WHERE YOU FROM DAIVD CORTI????????
wu fru is NOT potato. I have suspected the same. he was confronted. Fiercely. Space Dragon too.
I must admit though, Potato is a fucking misanthropic genius and I applaud stonedranger for adding to the legend. That is a genus tactical move, have you already signed on to be his manager?
I always underestimate your savvy
7:01 has no point. this band dm has been in the works for years on very little material. Blank Blank had the same sort of slack. This music does not promote challenging oneself at anything. I bet some of these guys put more energy into creating tasty vegan dishes and working on their bikes than into anything creative. We Shot Jr probably agrees, it's a novelty act that we hope will use all of their potential one day. and i think that 3:13 is just a jack ass.
Point was, 3:13 was a jackass.... like you said. That's all.
There's no novelty involved in being completely fucking awesome. Trust me.
got 1 out of 2, thats pretty good right?
to 9:28, the difference between you and me is that you consider playing music as work/making a living. id rather have a desk job and consider playing music as playing.

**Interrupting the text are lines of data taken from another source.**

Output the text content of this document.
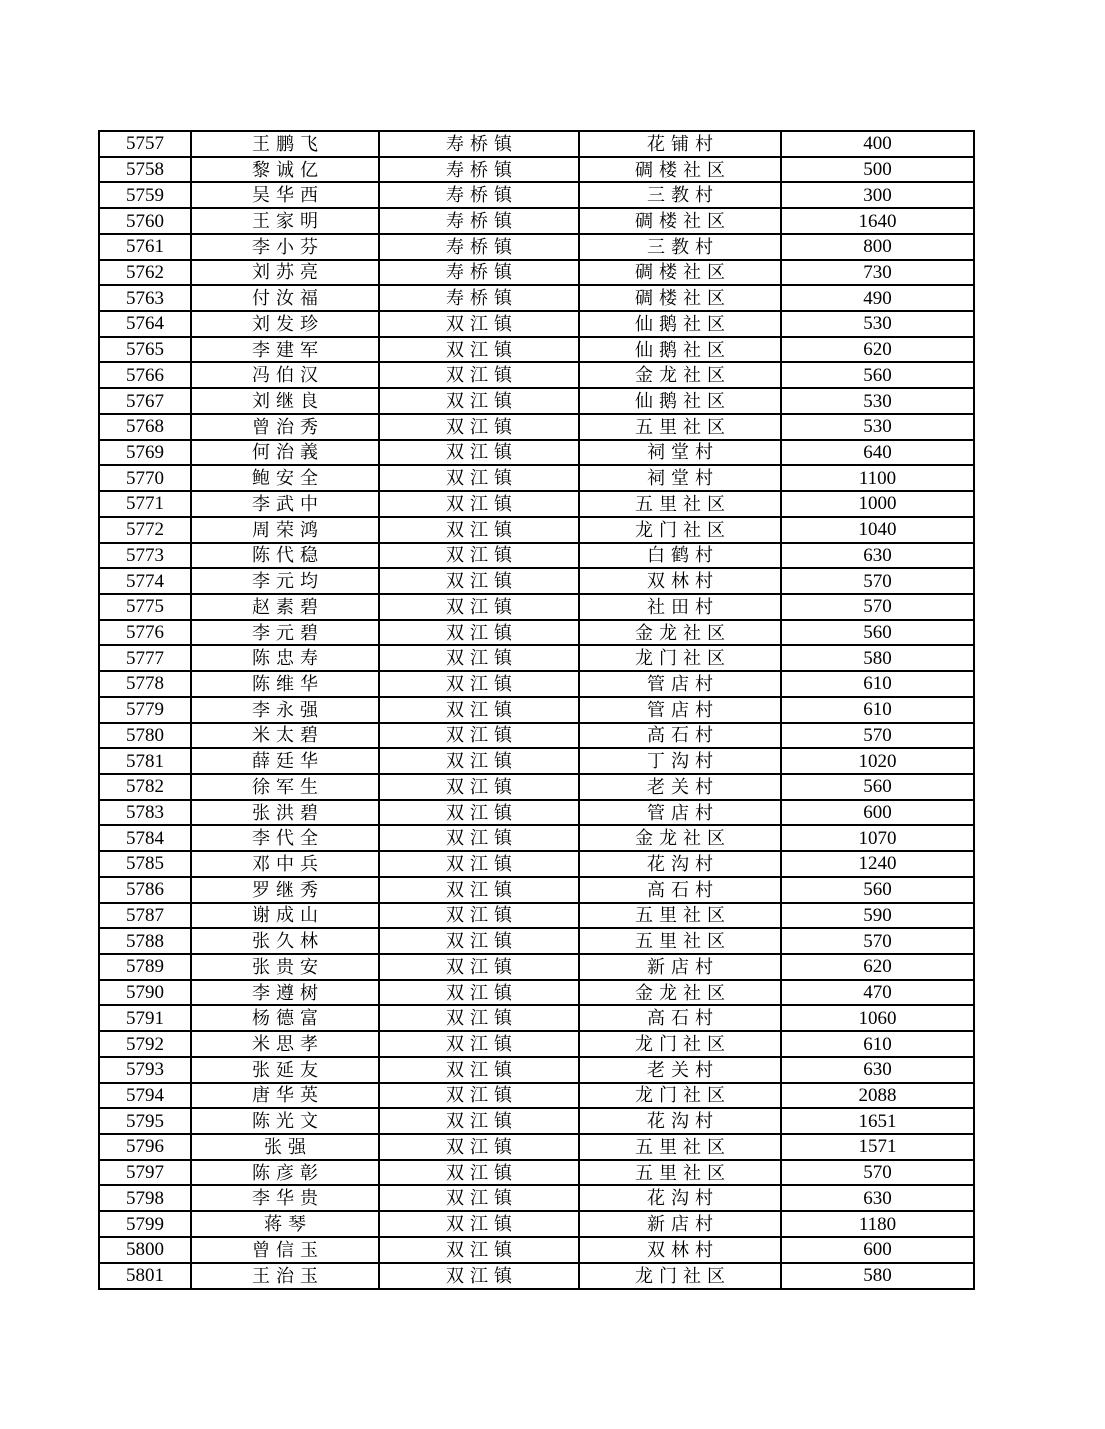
5757	王鹏飞	寿桥镇	花铺村	400
5758	黎诚亿	寿桥镇	碉楼社区	500
5759	吴华西	寿桥镇	三教村	300
5760	王家明	寿桥镇	碉楼社区	1640
5761	李小芬	寿桥镇	三教村	800
5762	刘苏亮	寿桥镇	碉楼社区	730
5763	付汝福	寿桥镇	碉楼社区	490
5764	刘发珍	双江镇	仙鹅社区	530
5765	李建军	双江镇	仙鹅社区	620
5766	冯伯汉	双江镇	金龙社区	560
5767	刘继良	双江镇	仙鹅社区	530
5768	曾治秀	双江镇	五里社区	530
5769	何治義	双江镇	祠堂村	640
5770	鲍安全	双江镇	祠堂村	1100
5771	李武中	双江镇	五里社区	1000
5772	周荣鸿	双江镇	龙门社区	1040
5773	陈代稳	双江镇	白鹤村	630
5774	李元均	双江镇	双林村	570
5775	赵素碧	双江镇	社田村	570
5776	李元碧	双江镇	金龙社区	560
5777	陈忠寿	双江镇	龙门社区	580
5778	陈维华	双江镇	管店村	610
5779	李永强	双江镇	管店村	610
5780	米太碧	双江镇	高石村	570
5781	薛廷华	双江镇	丁沟村	1020
5782	徐军生	双江镇	老关村	560
5783	张洪碧	双江镇	管店村	600
5784	李代全	双江镇	金龙社区	1070
5785	邓中兵	双江镇	花沟村	1240
5786	罗继秀	双江镇	高石村	560
5787	谢成山	双江镇	五里社区	590
5788	张久林	双江镇	五里社区	570
5789	张贵安	双江镇	新店村	620
5790	李遵树	双江镇	金龙社区	470
5791	杨德富	双江镇	高石村	1060
5792	米思孝	双江镇	龙门社区	610
5793	张延友	双江镇	老关村	630
5794	唐华英	双江镇	龙门社区	2088
5795	陈光文	双江镇	花沟村	1651
5796	张强	双江镇	五里社区	1571
5797	陈彦彰	双江镇	五里社区	570
5798	李华贵	双江镇	花沟村	630
5799	蒋琴	双江镇	新店村	1180
5800	曾信玉	双江镇	双林村	600
5801	王治玉	双江镇	龙门社区	580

drug mountain knock the shit right out of me, nough said
ey d. listening, who ya be? i like your style
let's have some pizza pie, cuz we're just a pack of goofs...
good try but we know its you thomas. pull the plug already.

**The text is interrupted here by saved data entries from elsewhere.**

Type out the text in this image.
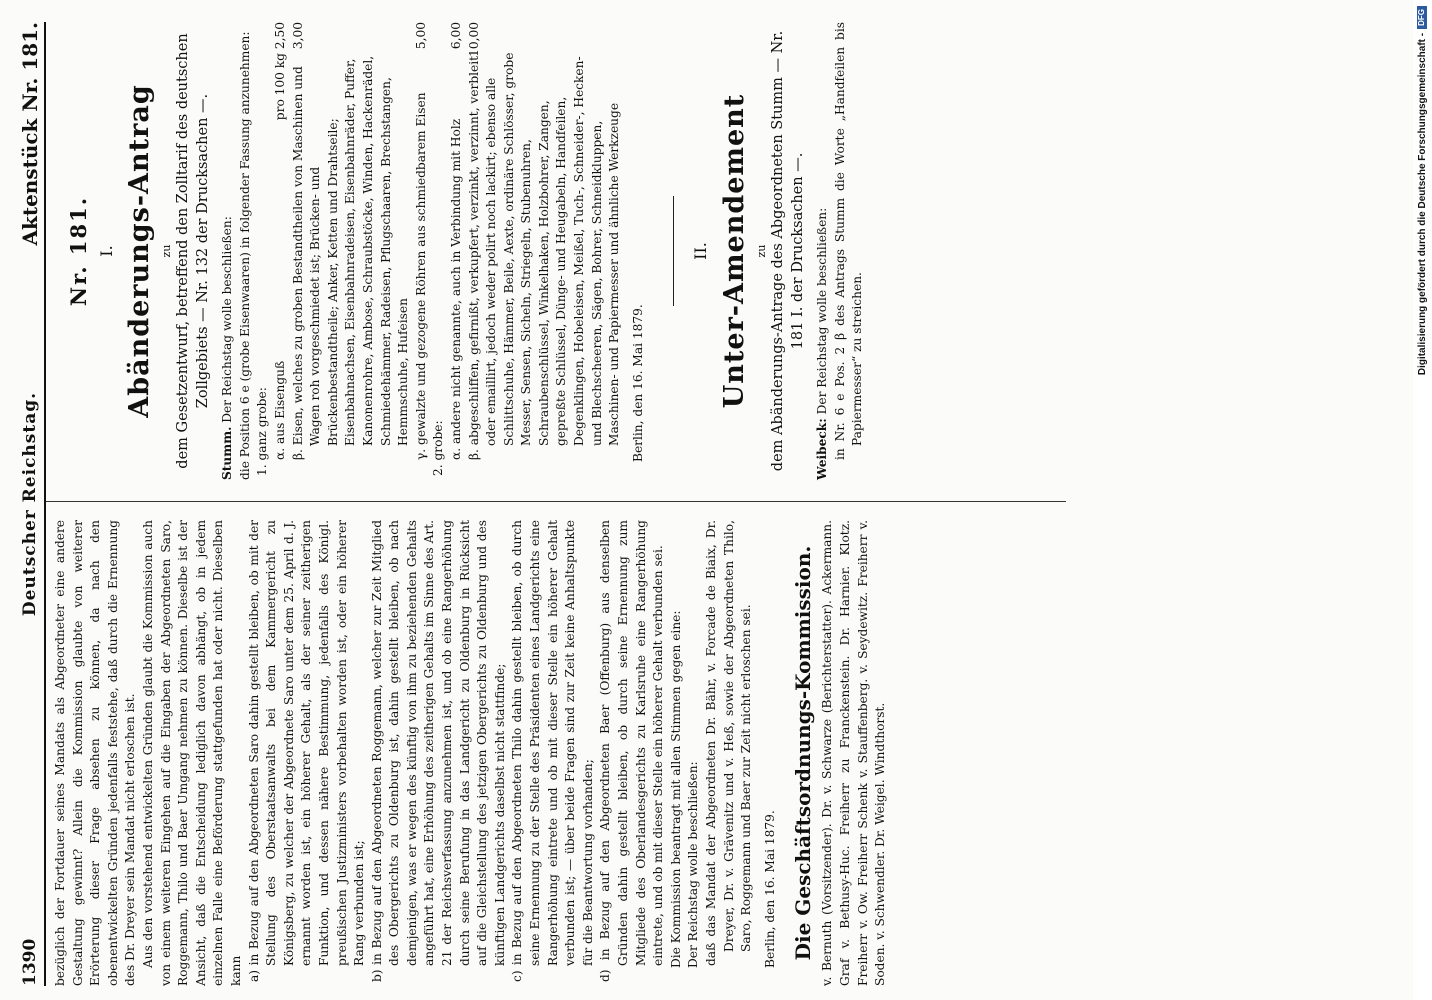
1390
Deutscher Reichstag.
Aktenstück Nr. 181.

bezüglich der Fortdauer seines Mandats als Abgeordneter eine andere Gestaltung gewinnt? Allein die Kommission glaubte von weiterer Erörterung dieser Frage absehen zu können, da nach den obenentwickelten Gründen jedenfalls feststehe, daß durch die Ernennung des Dr. Dreyer sein Mandat nicht erloschen ist. Aus den vorstehend entwickelten Gründen glaubt die Kommission auch von einem weiteren Eingehen auf die Eingaben der Abgeordneten Saro, Roggemann, Thilo und Baer Umgang nehmen zu können. Dieselbe ist der Ansicht, daß die Entscheidung lediglich davon abhängt, ob in jedem einzelnen Falle eine Beförderung stattgefunden hat oder nicht. Dieselben kann a) in Bezug auf den Abgeordneten Saro dahin gestellt bleiben, ob mit der Stellung des Oberstaatsanwalts bei dem Kammergericht zu Königsberg, zu welcher der Abgeordnete Saro unter dem 25. April d. J. ernannt worden ist, ein höherer Gehalt, als der seiner zeitherigen Funktion, und dessen nähere Bestimmung, jedenfalls des Königl. preußischen Justizministers vorbehalten worden ist, oder ein höherer Rang verbunden ist;

b) in Bezug auf den Abgeordneten Roggemann, welcher zur Zeit Mitglied des Obergerichts zu Oldenburg ist, dahin gestellt bleiben, ob nach demjenigen, was er wegen des künftig von ihm zu beziehenden Gehalts angeführt hat, eine Erhöhung des zeitherigen Gehalts im Sinne des Art. 21 der Reichsverfassung anzunehmen ist, und ob eine Rangerhöhung durch seine Berufung in das Landgericht zu Oldenburg in Rücksicht auf die Gleichstellung des jetzigen Obergerichts zu Oldenburg und des künftigen Landgerichts daselbst nicht stattfinde;

c) in Bezug auf den Abgeordneten Thilo dahin gestellt bleiben, ob durch seine Ernennung zu der Stelle des Präsidenten eines Landgerichts eine Rangerhöhung eintrete und ob mit dieser Stelle ein höherer Gehalt verbunden ist; — über beide Fragen sind zur Zeit keine Anhaltspunkte für die Beantwortung vorhanden;

d) in Bezug auf den Abgeordneten Baer (Offenburg) aus denselben Gründen dahin gestellt bleiben, ob durch seine Ernennung zum Mitgliede des Oberlandesgerichts zu Karlsruhe eine Rangerhöhung eintrete, und ob mit dieser Stelle ein höherer Gehalt verbunden sei. Die Kommission beantragt mit allen Stimmen gegen eine: Der Reichstag wolle beschließen: daß das Mandat der Abgeordneten Dr. Bähr, v. Forcade de Biaix, Dr. Dreyer, Dr. v. Grävenitz und v. Heß, sowie der Abgeordneten Thilo, Saro, Roggemann und Baer zur Zeit nicht erloschen sei. Berlin, den 16. Mai 1879. Die Geschäftsordnungs-Kommission. v. Bernuth (Vorsitzender). Dr. v. Schwarze (Berichterstatter). Ackermann. Graf v. Bethusy-Huc. Freiherr zu Franckenstein. Dr. Harnier. Klotz. Freiherr v. Ow. Freiherr Schenk v. Stauffenberg. v. Seydewitz. Freiherr v. Soden. v. Schwendler. Dr. Weigel. Windthorst.

Nr. 181. I. Abänderungs-Antrag zu dem Gesetzentwurf, betreffend den Zolltarif des deutschen Zollgebiets — Nr. 132 der Drucksachen —.

Stumm. Der Reichstag wolle beschließen: die Position 6 e (grobe Eisenwaaren) in folgender Fassung anzunehmen: 1. ganz grobe: α. aus Eisenguß
pro 100 kg 2,50 β. Eisen, welches zu groben Bestandtheilen von Maschinen und Wagen roh vorgeschmiedet ist; Brücken- und Brückenbestandtheile; Anker, Ketten und Drahtseile; Eisenbahnachsen, Eisenbahnradeisen, Eisenbahnräder, Puffer, Kanonenrohre, Ambose, Schraubstöcke, Winden, Hackenrädel, Schmiedehämmer, Radeisen, Pflugschaaren, Brechstangen, Hemmschuhe, Hufeisen
3,00
γ. gewalzte und gezogene Röhren aus schmiedbarem Eisen
5,00

2. grobe: α. andere nicht genannte, auch in Verbindung mit Holz
6,00
β. abgeschliffen, gefirnißt, verkupfert, verzinkt, verzinnt, verbleit oder emaillirt, jedoch weder polirt noch lackirt; ebenso alle Schlittschuhe, Hämmer, Beile, Aexte, ordinäre Schlösser, grobe Messer, Sensen, Sicheln, Striegeln, Stubenuhren, Schraubenschlüssel, Winkelhaken, Holzbohrer, Zangen, gepreßte Schlüssel, Dünge- und Heugabeln, Handfeilen, Degenklingen, Hobeleisen, Meißel, Tuch-, Schneider-, Hecken- und Blechscheeren, Sägen, Bohrer, Schneidkluppen, Maschinen- und Papiermesser und ähnliche Werkzeuge
10,00

Berlin, den 16. Mai 1879.

II. Unter-Amendement zu dem Abänderungs-Antrage des Abgeordneten Stumm — Nr. 181 I. der Drucksachen —.

Weibeck: Der Reichstag wolle beschließen: in Nr. 6 e Pos. 2 β des Antrags Stumm die Worte „Handfeilen bis Papiermesser“ zu streichen.	Digitalisierung gefördert durch die Deutsche Forschungsgemeinschaft -DFG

11:47, that's not a worthy argument. maybe it's that i consider making music and practicing an all encompassing part of life. not a hobby.
keep telling yourself that while youre WORKING on your next song.
boring.
10:21 i like your style!
great band,
cool kids,
good interview.
I wil say that their style lacks a sense of focus that I feel is aggravating and pretentious. People have been giving slacker "noise" musicians too much credit lately. I mean he does openly admit he has little talent which means he is self aware. I give him props for that. He knows what he can do.(and what he can't) So it isnt really a personal attack against him. Just an overall feeling of disdain for noise, droning, squealing, etc. I need more dynamic. Not a bunch of guys who hang out and get stoned and make noise together albeit that they sometimes do it well. I won't completely disregard them until I see them live though. You're on probation drug mountain.

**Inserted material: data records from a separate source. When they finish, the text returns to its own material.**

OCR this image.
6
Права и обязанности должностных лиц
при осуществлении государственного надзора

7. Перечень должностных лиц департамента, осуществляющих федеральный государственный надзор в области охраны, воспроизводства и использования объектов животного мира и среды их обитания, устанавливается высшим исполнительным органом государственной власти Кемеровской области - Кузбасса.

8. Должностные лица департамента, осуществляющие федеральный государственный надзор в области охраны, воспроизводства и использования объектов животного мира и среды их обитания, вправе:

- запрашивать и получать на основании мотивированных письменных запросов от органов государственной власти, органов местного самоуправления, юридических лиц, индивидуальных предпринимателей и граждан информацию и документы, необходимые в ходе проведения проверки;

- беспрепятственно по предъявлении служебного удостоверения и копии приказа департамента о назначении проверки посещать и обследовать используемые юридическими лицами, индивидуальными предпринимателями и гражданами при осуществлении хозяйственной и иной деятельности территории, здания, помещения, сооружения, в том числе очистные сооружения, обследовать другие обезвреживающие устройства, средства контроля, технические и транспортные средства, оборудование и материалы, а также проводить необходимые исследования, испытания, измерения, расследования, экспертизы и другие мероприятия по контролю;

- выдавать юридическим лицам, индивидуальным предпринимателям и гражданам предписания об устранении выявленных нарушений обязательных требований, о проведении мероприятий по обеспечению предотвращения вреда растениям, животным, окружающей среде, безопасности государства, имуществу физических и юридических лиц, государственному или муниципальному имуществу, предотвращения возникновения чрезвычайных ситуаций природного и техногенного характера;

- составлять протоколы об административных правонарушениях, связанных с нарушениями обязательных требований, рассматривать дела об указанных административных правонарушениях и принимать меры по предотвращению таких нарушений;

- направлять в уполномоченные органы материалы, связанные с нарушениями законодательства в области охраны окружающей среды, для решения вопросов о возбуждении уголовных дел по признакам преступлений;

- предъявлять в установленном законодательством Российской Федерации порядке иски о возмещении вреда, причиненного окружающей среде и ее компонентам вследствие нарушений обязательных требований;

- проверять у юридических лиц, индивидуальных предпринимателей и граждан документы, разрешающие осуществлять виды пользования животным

i do wonder what happens to the blog authors when this genre inevitably (again) runs its course. in a year or so, do dl and sr rag on every new noise act pops up?
Many of you know this but for those like a couple of the above folks who don't:
Drug M is not even in the same realm as the tabletop or pedal/synth drone or noise bands you may see in Denton some ... they're more of an improvised noisy free trashy/thrashy rock band like a Notes From Underground only coming from more of a scuzzy punk/Scratch Acid place. With the squealing sax element that adds overtones of some noisy free jazz. Um, this is just based on the MySpace. Can't wait till it's not.
We've not seen anything like this since Notes I don't think.
Milk is gay. I thought it was a Sean Penn reference.
i don't appreciate all this; vegans can be gay and love cow milk and still make music.
huh?
push your drill bit up against her smurfstopper.
this is goofy... and does need pizza
drug mountain drinks promised land milk
or at least they used to.
rather
it is i, 10:21, and i like my style to be liked...
where you from daivd corti?
who wants to play a game?
this music is fucking horrid. hype bs.
drug mountain is probably the worst band ever. that little tiny mexican kid is a moron. all of this guys bands blow fucking hard.
Had I been asked earlier, I would have agreed that Drug Mountain was just another gimmicky noise band, but after seeing them live today, I have to give them serious credit. They were genuinely fantastic (assuming you're open minded to that sort of music). They have all the energy and passion in the world, they're well rehearsed, and any personal attack is unfounded, because the entire band was extremely nice to my and my friends.